F8 BCP VII/BEP II Holdings Manager L.L.C. is the general partner of each of BCP Raptor Aggregator, LP and BX Permian Pipeline Aggregator LP. Blackstone Energy Management Associates II L.L.C. and Blackstone Management Associates VII L.L.C. are the managing members of BCP VII/BEP II Holdings Manager L.L.C. Blackstone EMA II L.L.C. is the sole member of Blackstone Energy Management Associates II L.L.C. BMA VII L.L.C. is the sole member of Blackstone Management Associates VII L.L.C. Blackstone Holdings III L.P. is the managing member of each of BMA VII L.L.C. and Blackstone EMA II L.L.C. Blackstone Holdings GP III L.P. is the general partner of Blackstone Holdings III L.P. Blackstone Holdings III GP Management L.L.C. is the general partner of Blackstone Holdings III GP L.P. Blackstone Inc. is the sole member of Blackstone Holdings III GP Management L.L.C.

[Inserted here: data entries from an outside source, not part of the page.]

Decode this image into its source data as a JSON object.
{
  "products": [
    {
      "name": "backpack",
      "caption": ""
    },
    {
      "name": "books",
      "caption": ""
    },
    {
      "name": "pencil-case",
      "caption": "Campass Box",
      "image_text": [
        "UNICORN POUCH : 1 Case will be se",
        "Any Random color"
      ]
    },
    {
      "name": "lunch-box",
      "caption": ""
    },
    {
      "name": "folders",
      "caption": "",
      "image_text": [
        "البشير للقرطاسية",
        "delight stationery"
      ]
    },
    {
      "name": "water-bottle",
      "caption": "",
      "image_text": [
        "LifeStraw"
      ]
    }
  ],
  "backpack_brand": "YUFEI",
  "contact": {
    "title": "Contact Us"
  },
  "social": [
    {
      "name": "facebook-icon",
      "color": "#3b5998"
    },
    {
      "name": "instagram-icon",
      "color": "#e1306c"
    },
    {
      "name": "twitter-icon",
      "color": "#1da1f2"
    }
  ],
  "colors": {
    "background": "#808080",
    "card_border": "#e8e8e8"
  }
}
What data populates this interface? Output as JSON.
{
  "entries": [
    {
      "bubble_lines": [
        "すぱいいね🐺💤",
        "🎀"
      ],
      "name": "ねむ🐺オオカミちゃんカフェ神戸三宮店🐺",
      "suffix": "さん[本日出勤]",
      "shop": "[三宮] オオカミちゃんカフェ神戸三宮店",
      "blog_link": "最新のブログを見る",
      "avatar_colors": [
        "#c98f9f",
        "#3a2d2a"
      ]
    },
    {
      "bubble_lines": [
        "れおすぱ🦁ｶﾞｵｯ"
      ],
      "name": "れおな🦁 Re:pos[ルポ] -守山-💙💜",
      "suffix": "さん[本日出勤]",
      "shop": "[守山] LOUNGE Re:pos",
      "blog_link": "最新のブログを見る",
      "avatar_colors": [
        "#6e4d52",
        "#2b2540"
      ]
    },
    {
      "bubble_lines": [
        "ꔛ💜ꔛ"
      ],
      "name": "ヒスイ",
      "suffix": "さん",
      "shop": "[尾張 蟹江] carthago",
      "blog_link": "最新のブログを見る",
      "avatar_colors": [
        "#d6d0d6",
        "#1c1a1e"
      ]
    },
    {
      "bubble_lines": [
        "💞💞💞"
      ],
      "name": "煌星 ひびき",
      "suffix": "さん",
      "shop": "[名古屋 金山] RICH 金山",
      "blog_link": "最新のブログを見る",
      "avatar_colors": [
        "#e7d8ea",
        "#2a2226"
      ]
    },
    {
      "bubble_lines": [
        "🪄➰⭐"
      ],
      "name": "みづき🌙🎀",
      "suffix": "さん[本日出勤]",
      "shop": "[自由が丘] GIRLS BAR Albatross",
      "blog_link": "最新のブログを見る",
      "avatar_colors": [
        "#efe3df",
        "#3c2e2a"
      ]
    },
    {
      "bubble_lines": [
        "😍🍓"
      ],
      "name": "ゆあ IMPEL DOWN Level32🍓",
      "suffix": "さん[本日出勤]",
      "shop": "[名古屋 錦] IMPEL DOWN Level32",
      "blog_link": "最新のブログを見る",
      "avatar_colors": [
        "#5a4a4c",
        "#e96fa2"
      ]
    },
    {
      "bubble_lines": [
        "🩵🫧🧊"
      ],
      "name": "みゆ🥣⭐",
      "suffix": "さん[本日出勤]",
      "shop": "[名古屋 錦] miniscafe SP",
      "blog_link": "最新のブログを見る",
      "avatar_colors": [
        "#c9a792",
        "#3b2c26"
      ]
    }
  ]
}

F9 (continued from footnote 8) The sole holder of the Series II preferred stock of Blackstone Inc. is Blackstone Group Management L.L.C. Blackstone Group Management L.L.C. is wholly-owned by Blackstone Inc.'s senior managing directors and controlled by its founder, Stephen A. Schwarzman.
F10 Due to limitations of the electronic filing system certain Reporting Persons are filing a separate Form 4.
F11 Information with respect to each of the Reporting Persons is given solely by such Reporting Person, and no Reporting Person has responsibility for the accuracy or completeness of information supplied by another Reporting Person.
F12 Each of the Reporting Persons (other than to the extent it directly holds securities reported herein) disclaims beneficial ownership of the securities held by the other Reporting Persons, except to the extent of such Reporting Person's pecuniary interest therein, and, pursuant to Rule 16a-1(a)(4) under the Securities Exchange Act of 1934, each of the Reporting Persons (other than to the extent it directly holds securities reported herein) states that the inclusion of these securities in this report shall not be deemed an admission of beneficial ownership of all of the reported securities for purposes of Section 16 or for any other purpose.
F13 Total number of Consideration Allocation Rights has been adjusted to reflect the two-for-one stock split the Company effected on June 8, 2022 with respect to its Class A Common Stock and Class C Common Stock. The stock split was accomplished by distributing one additional share of Class A Common Stock for each share of Class A Common Stock outstanding and one additional share of Class C Common Stock for each share of Class C Common Stock outstanding.